Os telhados verdes já eram usados na antiga Babilônia e, mais tarde, no século 20, com a revolução na aruitetura modernista essa prática voltou à tona.

Hoje o “enverdecimento” urbano está novamente em pauta. A preocupação com os problemas ambientais fez com que em muitas casas brasileiras o concreto do telhado ja tenha sido substituído por grama.

Marilene Pitres Sales não hesitou e plantou grama no telhado de seu apartamento

Marilene Pitres Sales, 53, não pensou duas vezes antes de fazer o investimento. Ela aproveitou as obras para consertar problemas de infiltração em seu apartamento e transformou o terraço em uma cobertura “verde”.

Em um mês, todo o projeto já estava pronto. A área de 70 metros quadrados com piscina tornou-se uma espécie de jardim e chamou a atenção dos vizinhos.
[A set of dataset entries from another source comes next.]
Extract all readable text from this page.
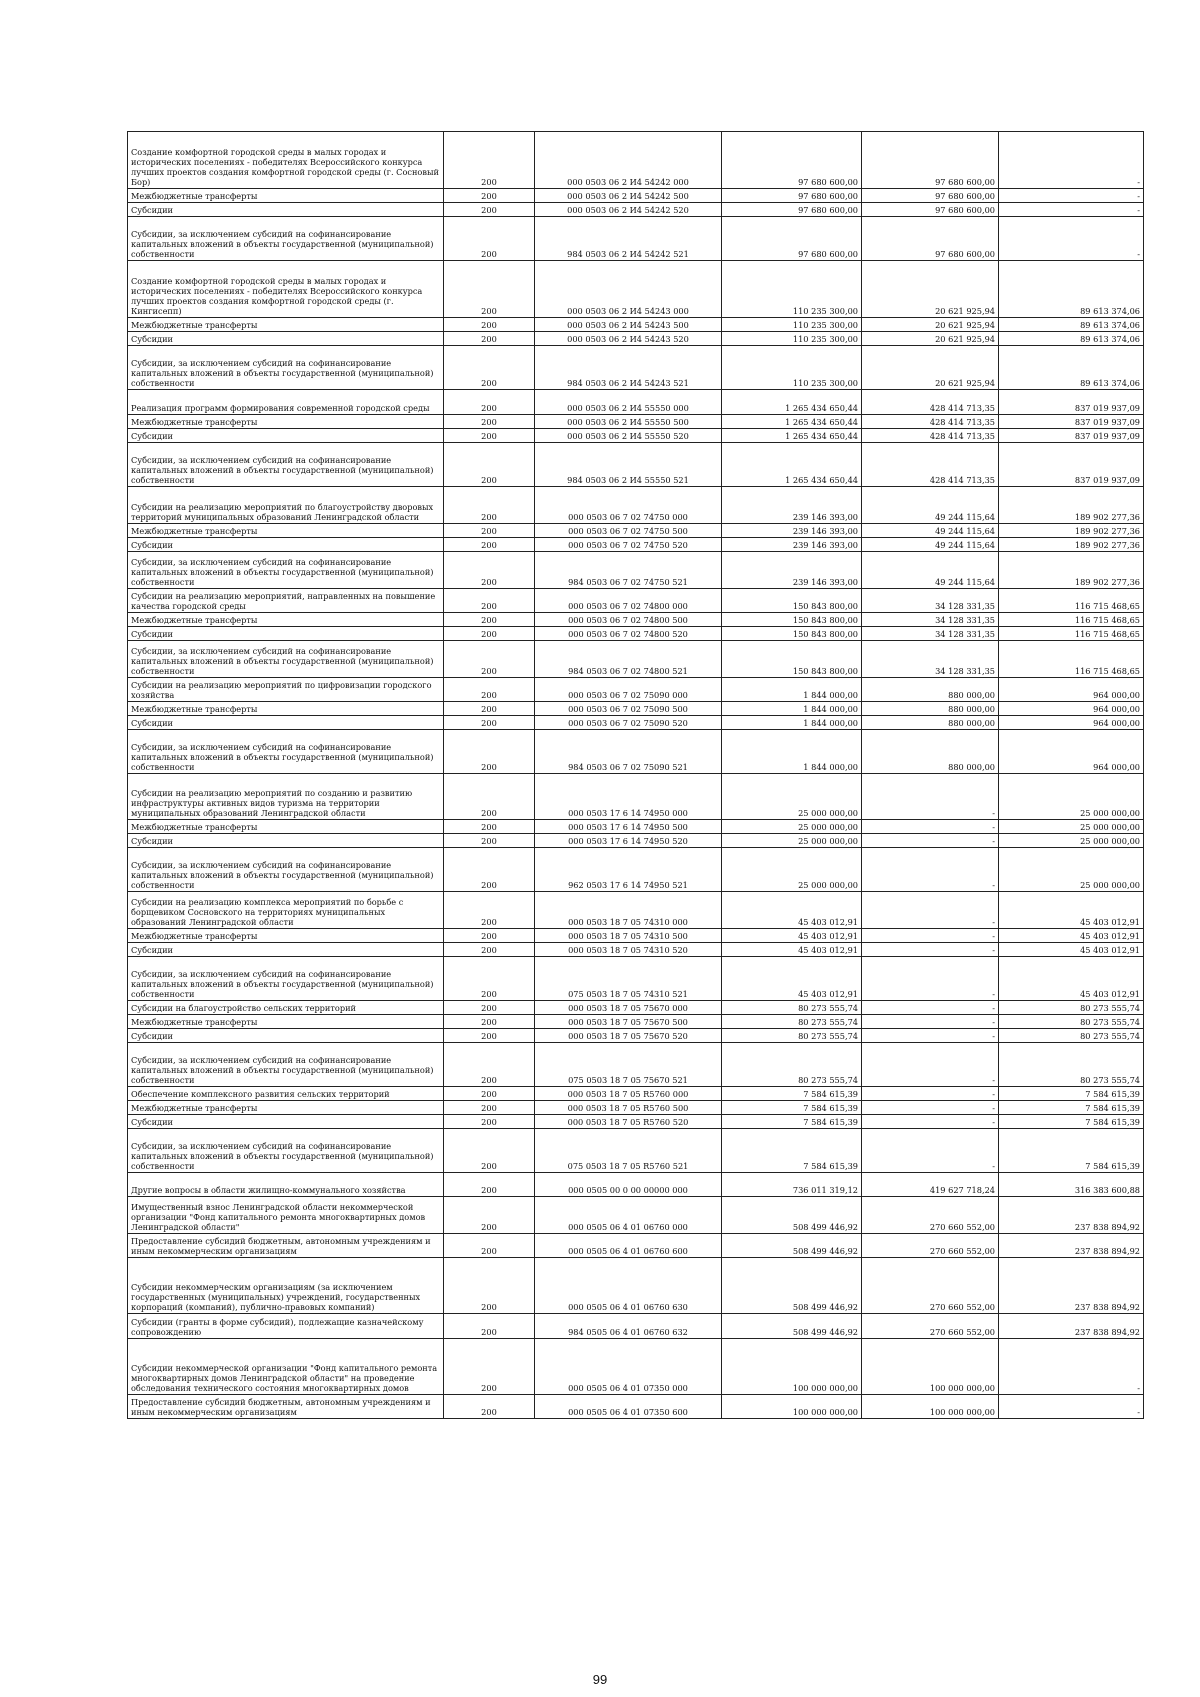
Создание комфортной городской среды в малых городах и исторических поселениях - победителях Всероссийского конкурса лучших проектов создания комфортной городской среды (г. Сосновый Бор)	200	000 0503 06 2 И4 54242 000	97 680 600,00	97 680 600,00	-
Межбюджетные трансферты	200	000 0503 06 2 И4 54242 500	97 680 600,00	97 680 600,00	-
Субсидии	200	000 0503 06 2 И4 54242 520	97 680 600,00	97 680 600,00	-
Субсидии, за исключением субсидий на софинансирование капитальных вложений в объекты государственной (муниципальной) собственности	200	984 0503 06 2 И4 54242 521	97 680 600,00	97 680 600,00	-
Создание комфортной городской среды в малых городах и исторических поселениях - победителях Всероссийского конкурса лучших проектов создания комфортной городской среды (г. Кингисепп)	200	000 0503 06 2 И4 54243 000	110 235 300,00	20 621 925,94	89 613 374,06
Межбюджетные трансферты	200	000 0503 06 2 И4 54243 500	110 235 300,00	20 621 925,94	89 613 374,06
Субсидии	200	000 0503 06 2 И4 54243 520	110 235 300,00	20 621 925,94	89 613 374,06
Субсидии, за исключением субсидий на софинансирование капитальных вложений в объекты государственной (муниципальной) собственности	200	984 0503 06 2 И4 54243 521	110 235 300,00	20 621 925,94	89 613 374,06
Реализация программ формирования современной городской среды	200	000 0503 06 2 И4 55550 000	1 265 434 650,44	428 414 713,35	837 019 937,09
Межбюджетные трансферты	200	000 0503 06 2 И4 55550 500	1 265 434 650,44	428 414 713,35	837 019 937,09
Субсидии	200	000 0503 06 2 И4 55550 520	1 265 434 650,44	428 414 713,35	837 019 937,09
Субсидии, за исключением субсидий на софинансирование капитальных вложений в объекты государственной (муниципальной) собственности	200	984 0503 06 2 И4 55550 521	1 265 434 650,44	428 414 713,35	837 019 937,09
Субсидии на реализацию мероприятий по благоустройству дворовых территорий муниципальных образований Ленинградской области	200	000 0503 06 7 02 74750 000	239 146 393,00	49 244 115,64	189 902 277,36
Межбюджетные трансферты	200	000 0503 06 7 02 74750 500	239 146 393,00	49 244 115,64	189 902 277,36
Субсидии	200	000 0503 06 7 02 74750 520	239 146 393,00	49 244 115,64	189 902 277,36
Субсидии, за исключением субсидий на софинансирование капитальных вложений в объекты государственной (муниципальной) собственности	200	984 0503 06 7 02 74750 521	239 146 393,00	49 244 115,64	189 902 277,36
Субсидии на реализацию мероприятий, направленных на повышение качества городской среды	200	000 0503 06 7 02 74800 000	150 843 800,00	34 128 331,35	116 715 468,65
Межбюджетные трансферты	200	000 0503 06 7 02 74800 500	150 843 800,00	34 128 331,35	116 715 468,65
Субсидии	200	000 0503 06 7 02 74800 520	150 843 800,00	34 128 331,35	116 715 468,65
Субсидии, за исключением субсидий на софинансирование капитальных вложений в объекты государственной (муниципальной) собственности	200	984 0503 06 7 02 74800 521	150 843 800,00	34 128 331,35	116 715 468,65
Субсидии на реализацию мероприятий по цифровизации городского хозяйства	200	000 0503 06 7 02 75090 000	1 844 000,00	880 000,00	964 000,00
Межбюджетные трансферты	200	000 0503 06 7 02 75090 500	1 844 000,00	880 000,00	964 000,00
Субсидии	200	000 0503 06 7 02 75090 520	1 844 000,00	880 000,00	964 000,00
Субсидии, за исключением субсидий на софинансирование капитальных вложений в объекты государственной (муниципальной) собственности	200	984 0503 06 7 02 75090 521	1 844 000,00	880 000,00	964 000,00
Субсидии на реализацию мероприятий по созданию и развитию инфраструктуры активных видов туризма на территории муниципальных образований Ленинградской области	200	000 0503 17 6 14 74950 000	25 000 000,00	-	25 000 000,00
Межбюджетные трансферты	200	000 0503 17 6 14 74950 500	25 000 000,00	-	25 000 000,00
Субсидии	200	000 0503 17 6 14 74950 520	25 000 000,00	-	25 000 000,00
Субсидии, за исключением субсидий на софинансирование капитальных вложений в объекты государственной (муниципальной) собственности	200	962 0503 17 6 14 74950 521	25 000 000,00	-	25 000 000,00
Субсидии на реализацию комплекса мероприятий по борьбе с борщевиком Сосновского на территориях муниципальных образований Ленинградской области	200	000 0503 18 7 05 74310 000	45 403 012,91	-	45 403 012,91
Межбюджетные трансферты	200	000 0503 18 7 05 74310 500	45 403 012,91	-	45 403 012,91
Субсидии	200	000 0503 18 7 05 74310 520	45 403 012,91	-	45 403 012,91
Субсидии, за исключением субсидий на софинансирование капитальных вложений в объекты государственной (муниципальной) собственности	200	075 0503 18 7 05 74310 521	45 403 012,91	-	45 403 012,91
Субсидии на благоустройство сельских территорий	200	000 0503 18 7 05 75670 000	80 273 555,74	-	80 273 555,74
Межбюджетные трансферты	200	000 0503 18 7 05 75670 500	80 273 555,74	-	80 273 555,74
Субсидии	200	000 0503 18 7 05 75670 520	80 273 555,74	-	80 273 555,74
Субсидии, за исключением субсидий на софинансирование капитальных вложений в объекты государственной (муниципальной) собственности	200	075 0503 18 7 05 75670 521	80 273 555,74	-	80 273 555,74
Обеспечение комплексного развития сельских территорий	200	000 0503 18 7 05 R5760 000	7 584 615,39	-	7 584 615,39
Межбюджетные трансферты	200	000 0503 18 7 05 R5760 500	7 584 615,39	-	7 584 615,39
Субсидии	200	000 0503 18 7 05 R5760 520	7 584 615,39	-	7 584 615,39
Субсидии, за исключением субсидий на софинансирование капитальных вложений в объекты государственной (муниципальной) собственности	200	075 0503 18 7 05 R5760 521	7 584 615,39	-	7 584 615,39
Другие вопросы в области жилищно-коммунального хозяйства	200	000 0505 00 0 00 00000 000	736 011 319,12	419 627 718,24	316 383 600,88
Имущественный взнос Ленинградской области некоммерческой организации "Фонд капитального ремонта многоквартирных домов Ленинградской области"	200	000 0505 06 4 01 06760 000	508 499 446,92	270 660 552,00	237 838 894,92
Предоставление субсидий бюджетным, автономным учреждениям и иным некоммерческим организациям	200	000 0505 06 4 01 06760 600	508 499 446,92	270 660 552,00	237 838 894,92
Субсидии некоммерческим организациям (за исключением государственных (муниципальных) учреждений, государственных корпораций (компаний), публично-правовых компаний)	200	000 0505 06 4 01 06760 630	508 499 446,92	270 660 552,00	237 838 894,92
Субсидии (гранты в форме субсидий), подлежащие казначейскому сопровождению	200	984 0505 06 4 01 06760 632	508 499 446,92	270 660 552,00	237 838 894,92
Субсидии некоммерческой организации "Фонд капитального ремонта многоквартирных домов Ленинградской области" на проведение обследования технического состояния многоквартирных домов	200	000 0505 06 4 01 07350 000	100 000 000,00	100 000 000,00	-
Предоставление субсидий бюджетным, автономным учреждениям и иным некоммерческим организациям	200	000 0505 06 4 01 07350 600	100 000 000,00	100 000 000,00	-
99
Alguns chegaram a fazer pesquisas na internet para saber o que era a novidade e, quem sabe, copiar a ideia.

Marilene afirma que apesar do alto investimento, o telhado verde vale a pena. “Tem um ganho que a gente não mede, não tem como contabilizar e não volta só pra mim. Aquela era uma área muito grande sem vegetação e mesmo se eu colocasse vasos, não teria o mesmo benefício que tenho com a grama”, afirma a agrônoma que recomenda a colocação de telhados verdes em residências.

“Temos que começar a nos preocupar com a sustentabilidade. Não precisa ser bastante área verde, mas mesmo assim será mais do que apenas alguns vasos. Vai ser grama e o telhado não será mais uma área que não se usa”, conclui.

Em discussão na arquitetura desde a década de 50, o telhado verde é considerado um dos principais elementos da chamada arquitetura passiva. A construção de áreas verdes ganhou mais evidência com a fase modernista, focada na sustentabilidade e em soluções ambientais.

Este viés da arquitetura chama-se passivo por usar seus próprios recursos a favor do meio ambiente, como por exemplo a posição de janelas e criação de aberturas para ventilação, que reduzem o consumo de energia.